An aesthetic defence of the Edward Colston statue and its sculptor

Statue of slave trader Edward Colston, retrieved from the water after being toppled in a Black Lives Matter protest is now on display at M Shed museum, Bristol.
Statue of slave trader Edward Colston, retrieved from the water after being toppled in a Black Lives Matter protest is now on display at M Shed museum, Bristol. Photograph: Ben Birchall/PA

It is perhaps a little ironic that a professor of public history at the University of Manchester should dismiss, and in the Guardian moreover, the sculptor John Cassidy’s now notorious statue of Edward Colston as a “mediocre piece of late-Victorian public art” (‘A potent historical artefact’: the statue of Edward Colston’s new role, 4 June).

Cassidy (1860-1939) was a Mancunian sculptor, whose Victoria jubilee fountain adorns Albert Square and whose masterpiece, the allegorical group Adrift, is a prominent feature of St Peter’s Square. It represents, he wrote, “the dependence of human beings upon one another, the response of human sympathy to human needs”.

Cassidy was associated with the New Sculpture movement in the 1880s and 1890s, which reflected particularly the influence of Rodin. In its imagery, Adrift also looks back to Géricault’s Raft of the Medusa. Colston’s intriguing pose seems a conscious echo of Rodin’s Thinker, and the sculpture’s lively modelling is Rodinesque. From a purely aesthetic point of view, it is somewhat more than “mediocre”, I would say.

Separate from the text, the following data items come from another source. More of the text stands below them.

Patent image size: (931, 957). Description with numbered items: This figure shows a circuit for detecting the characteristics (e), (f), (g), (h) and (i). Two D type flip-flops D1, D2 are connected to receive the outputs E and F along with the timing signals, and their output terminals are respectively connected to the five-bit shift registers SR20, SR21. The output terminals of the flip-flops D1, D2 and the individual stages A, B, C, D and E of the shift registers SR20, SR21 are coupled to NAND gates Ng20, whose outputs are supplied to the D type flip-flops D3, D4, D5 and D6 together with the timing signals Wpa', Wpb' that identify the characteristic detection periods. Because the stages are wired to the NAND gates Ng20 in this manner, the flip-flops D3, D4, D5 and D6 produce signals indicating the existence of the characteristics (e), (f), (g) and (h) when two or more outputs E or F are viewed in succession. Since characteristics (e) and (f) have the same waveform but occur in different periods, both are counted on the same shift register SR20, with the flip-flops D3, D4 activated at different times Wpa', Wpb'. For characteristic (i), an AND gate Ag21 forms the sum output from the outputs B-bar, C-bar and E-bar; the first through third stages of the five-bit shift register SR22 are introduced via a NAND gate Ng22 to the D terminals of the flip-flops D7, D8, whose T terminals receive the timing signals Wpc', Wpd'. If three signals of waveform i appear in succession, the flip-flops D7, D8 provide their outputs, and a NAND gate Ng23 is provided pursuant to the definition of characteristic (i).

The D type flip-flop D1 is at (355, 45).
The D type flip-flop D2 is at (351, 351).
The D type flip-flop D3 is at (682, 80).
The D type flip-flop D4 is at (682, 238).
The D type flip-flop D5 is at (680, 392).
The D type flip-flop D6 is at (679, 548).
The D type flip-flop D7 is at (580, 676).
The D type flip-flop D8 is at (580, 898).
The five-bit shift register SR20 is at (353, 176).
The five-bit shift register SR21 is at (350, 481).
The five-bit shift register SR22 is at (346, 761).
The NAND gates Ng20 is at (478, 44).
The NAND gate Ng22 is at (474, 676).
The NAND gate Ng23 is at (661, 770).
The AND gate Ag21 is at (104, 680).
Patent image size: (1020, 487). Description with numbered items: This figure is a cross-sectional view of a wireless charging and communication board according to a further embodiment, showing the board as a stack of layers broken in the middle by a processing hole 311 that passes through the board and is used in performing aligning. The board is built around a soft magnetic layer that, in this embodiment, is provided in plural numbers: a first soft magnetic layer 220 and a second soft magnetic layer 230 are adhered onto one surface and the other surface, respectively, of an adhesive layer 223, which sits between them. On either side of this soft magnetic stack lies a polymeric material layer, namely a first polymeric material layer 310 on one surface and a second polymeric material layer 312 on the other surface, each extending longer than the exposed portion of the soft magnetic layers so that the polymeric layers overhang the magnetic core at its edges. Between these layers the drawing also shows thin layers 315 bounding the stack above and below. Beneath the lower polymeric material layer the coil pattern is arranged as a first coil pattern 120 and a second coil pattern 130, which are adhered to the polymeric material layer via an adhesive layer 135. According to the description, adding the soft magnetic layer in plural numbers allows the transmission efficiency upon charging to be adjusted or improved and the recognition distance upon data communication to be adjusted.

Cassidy was an Irish Catholic with revolutionary sympathies (he was involved in a memorial to Wolfe Tone in 1898) who moved to Manchester at the age of about 20 and remained there all his life. It seems unlikely that the Bristol admirers of Colston who commissioned the statue bothered to inform him of Colston’s violent anti-Catholicism and rabid Toryism, let alone the slave trading.